Spróbuj spojrzeć na swoją rękę z palcami rozłożonymi na gładkiej ścianie. Po kilku chwilach będziesz mógł dostrzec lekki blask. Mówią, że to jest ludzkie ciało eteryczne, najbardziej wulgarna część aury. Jeśli będziesz praktykować, wkrótce będziesz mógł postrzegać świat w całej jego różnorodności.

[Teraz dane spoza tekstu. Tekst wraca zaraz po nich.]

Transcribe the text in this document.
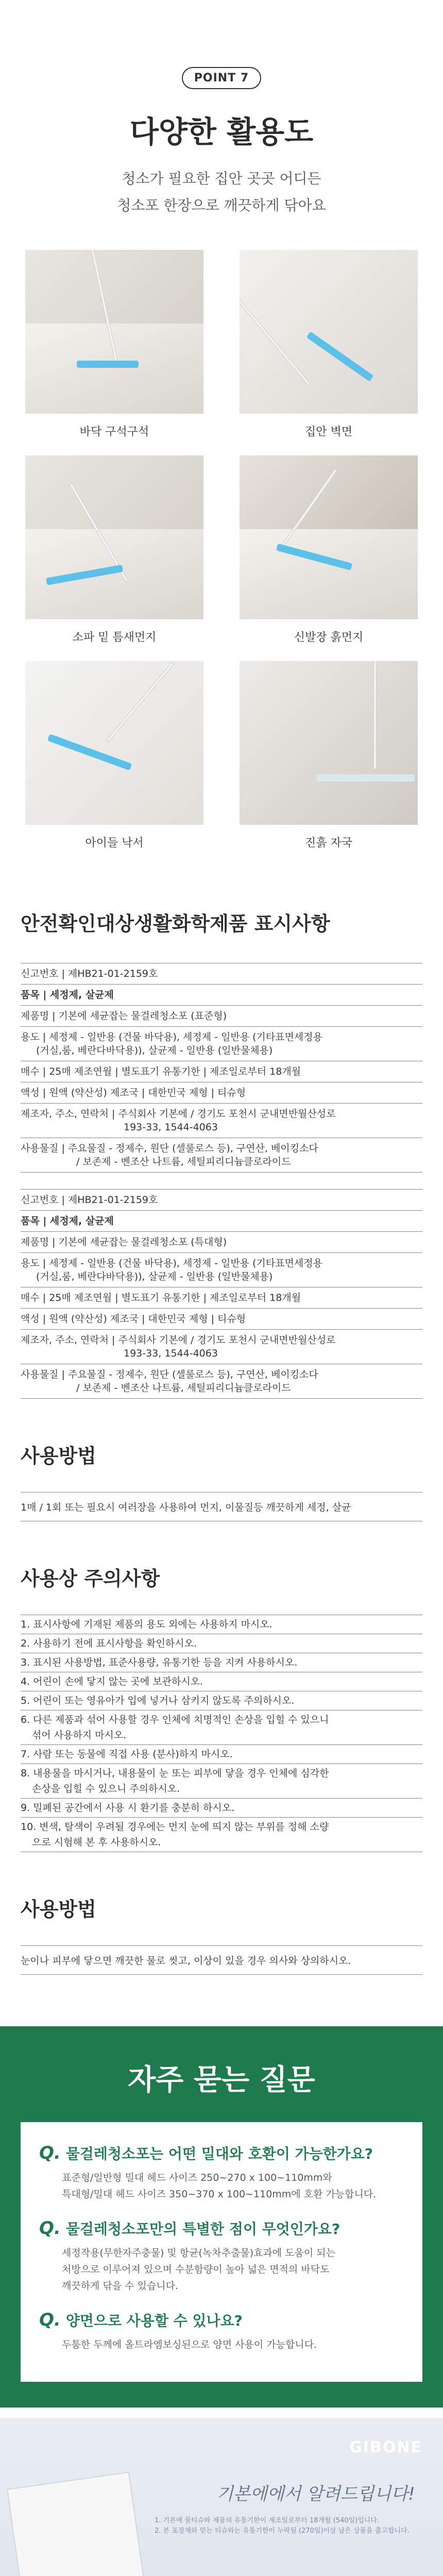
POINT 7
다양한 활용도
청소가 필요한 집안 곳곳 어디든
청소포 한장으로 깨끗하게 닦아요
바닥 구석구석	집안 벽면
소파 밑 틈새먼지	신발장 흙먼지
아이들 낙서	진흙 자국
안전확인대상생활화학제품 표시사항
신고번호 | 제HB21-01-2159호
품목 | 세정제, 살균제
제품명 | 기본에 세균잡는 물걸레청소포 (표준형)
용도 | 세정제 - 일반용 (건물 바닥용), 세정제 - 일반용 (기타표면세정용
(거실,룸, 베란다바닥용)), 살균제 - 일반용 (일반물체용)
매수 | 25매 제조연월 | 별도표기 유통기한 | 제조일로부터 18개월
액성 | 원액 (약산성) 제조국 | 대한민국 제형 | 티슈형
제조자, 주소, 연락처 | 주식회사 기본에 / 경기도 포천시 군내면반월산성로
193-33, 1544-4063
사용물질 | 주요물질 - 정제수, 원단 (셀룰로스 등), 구연산, 베이킹소다
/ 보존제 - 벤조산 나트륨, 세틸피리디늄클로라이드
신고번호 | 제HB21-01-2159호
품목 | 세정제, 살균제
제품명 | 기본에 세균잡는 물걸레청소포 (특대형)
용도 | 세정제 - 일반용 (건물 바닥용), 세정제 - 일반용 (기타표면세정용
(거실,룸, 베란다바닥용)), 살균제 - 일반용 (일반물체용)
매수 | 25매 제조연월 | 별도표기 유통기한 | 제조일로부터 18개월
액성 | 원액 (약산성) 제조국 | 대한민국 제형 | 티슈형
제조자, 주소, 연락처 | 주식회사 기본에 / 경기도 포천시 군내면반월산성로
193-33, 1544-4063
사용물질 | 주요물질 - 정제수, 원단 (셀룰로스 등), 구연산, 베이킹소다
/ 보존제 - 벤조산 나트륨, 세틸피리디늄클로라이드
사용방법
1매 / 1회 또는 필요시 여러장을 사용하여 먼지, 이물질등 깨끗하게 세정, 살균
사용상 주의사항
1. 표시사항에 기재된 제품의 용도 외에는 사용하지 마시오.
2. 사용하기 전에 표시사항을 확인하시오.
3. 표시된 사용방법, 표준사용량, 유통기한 등을 지켜 사용하시오.
4. 어린이 손에 닿지 않는 곳에 보관하시오.
5. 어린이 또는 영유아가 입에 넣거나 삼키지 않도록 주의하시오.
6. 다른 제품과 섞어 사용할 경우 인체에 치명적인 손상을 입힐 수 있으니
섞어 사용하지 마시오.
7. 사람 또는 동물에 직접 사용 (분사)하지 마시오.
8. 내용물을 마시거나, 내용물이 눈 또는 피부에 닿을 경우 인체에 심각한
손상을 입힐 수 있으니 주의하시오.
9. 밀폐된 공간에서 사용 시 환기를 충분히 하시오.
10. 변색, 탈색이 우려될 경우에는 먼지 눈에 띄지 않는 부위를 정해 소량
으로 시험해 본 후 사용하시오.
사용방법
눈이나 피부에 닿으면 깨끗한 물로 씻고, 이상이 있을 경우 의사와 상의하시오.
자주 묻는 질문
Q. 물걸레청소포는 어떤 밀대와 호환이 가능한가요?
표준형/일반형 밀대 헤드 사이즈 250~270 x 100~110mm와
특대형/밀대 헤드 사이즈 350~370 x 100~110mm에 호환 가능합니다.
Q. 물걸레청소포만의 특별한 점이 무엇인가요?
세정작용(무한자주충물) 및 항균(녹차추출물)효과에 도움이 되는
처방으로 이루어져 있으며 수분함량이 높아 넓은 면적의 바닥도
깨끗하게 닦을 수 있습니다.
Q. 양면으로 사용할 수 있나요?
두툼한 두께에 올트라엠보싱된으로 양면 사용이 가능합니다.
GIBONE
기본에에서 알려드립니다!
1. 기본에 물티슈와 제품의 유통기한이 제조일로부터 18개월 (540일)입니다.
2. 본 포장재와 믿는 티슈와는 유통기한이 누락될 (270일)이상 남은 상품을 출고합니다.
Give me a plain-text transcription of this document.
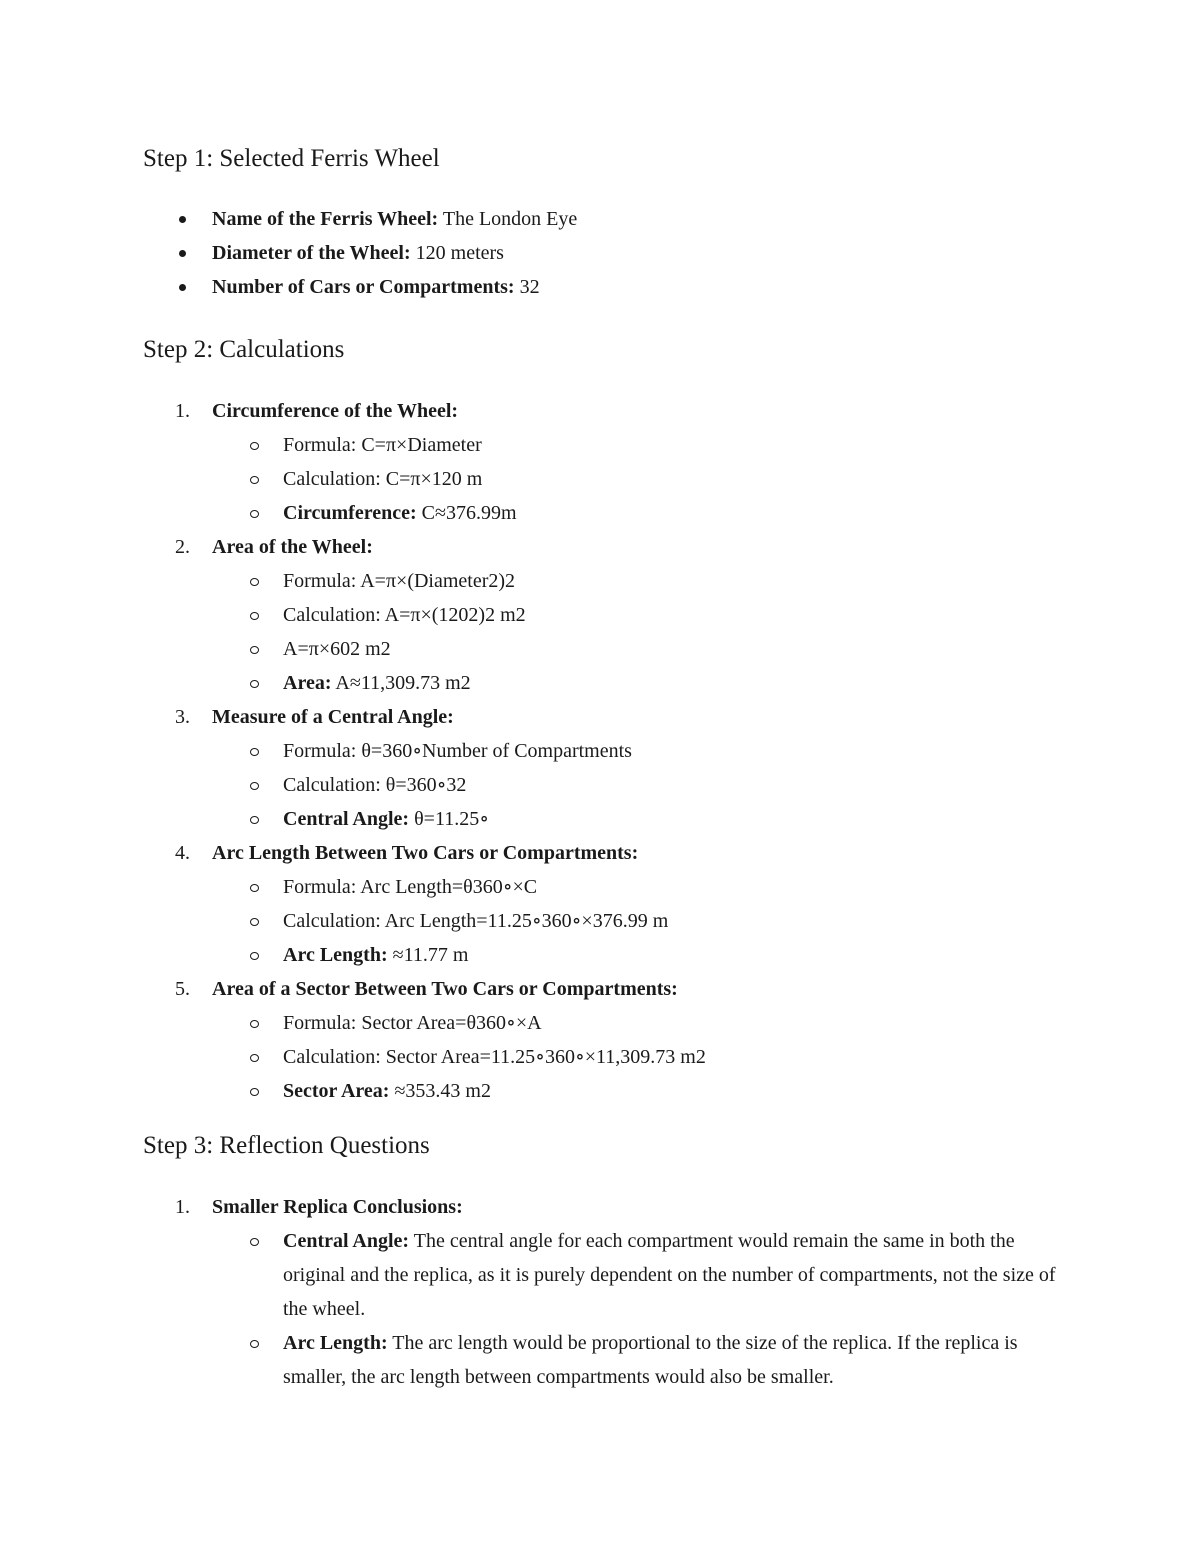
Step 1: Selected Ferris Wheel
Name of the Ferris Wheel: The London Eye
Diameter of the Wheel: 120 meters
Number of Cars or Compartments: 32
Step 2: Calculations
1. Circumference of the Wheel:
Formula: C=π×Diameter
Calculation: C=π×120 m
Circumference: C≈376.99m
2. Area of the Wheel:
Formula: A=π×(Diameter2)2
Calculation: A=π×(1202)2 m2
A=π×602 m2
Area: A≈11,309.73 m2
3. Measure of a Central Angle:
Formula: θ=360∘Number of Compartments
Calculation: θ=360∘32
Central Angle: θ=11.25∘
4. Arc Length Between Two Cars or Compartments:
Formula: Arc Length=θ360∘×C
Calculation: Arc Length=11.25∘360∘×376.99 m
Arc Length: ≈11.77 m
5. Area of a Sector Between Two Cars or Compartments:
Formula: Sector Area=θ360∘×A
Calculation: Sector Area=11.25∘360∘×11,309.73 m2
Sector Area: ≈353.43 m2
Step 3: Reflection Questions
1. Smaller Replica Conclusions:
Central Angle: The central angle for each compartment would remain the same in both the original and the replica, as it is purely dependent on the number of compartments, not the size of the wheel.
Arc Length: The arc length would be proportional to the size of the replica. If the replica is smaller, the arc length between compartments would also be smaller.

Nie jest łatwo odkryć w sobie jasnowidzenie. Nie ma jasnych wskazówek, jak go rozwinąć lub zdobyć w inny sposób. Istnieje tylko kilka podsumowań danych statystycznych i mistycznych informacji od „magów”. Jednak w laboratoriach niektórzy ludzie wykazują całkiem przekonujące wyniki.

Okazuje się, że wszystko zależy od Twojego nastawienia. Parapsychologia, którą studiuje dziś wiele osób, jest często spychana na poziom laików i oszustów. Jednak zdolności niektórych osób pokazują, że nie są to tylko eksperymenty „szalonych” naukowców. Być może jest to po prostu nieodkryta warstwa wiedzy, a dzisiejsze badania wyprzedzają swoje czasy.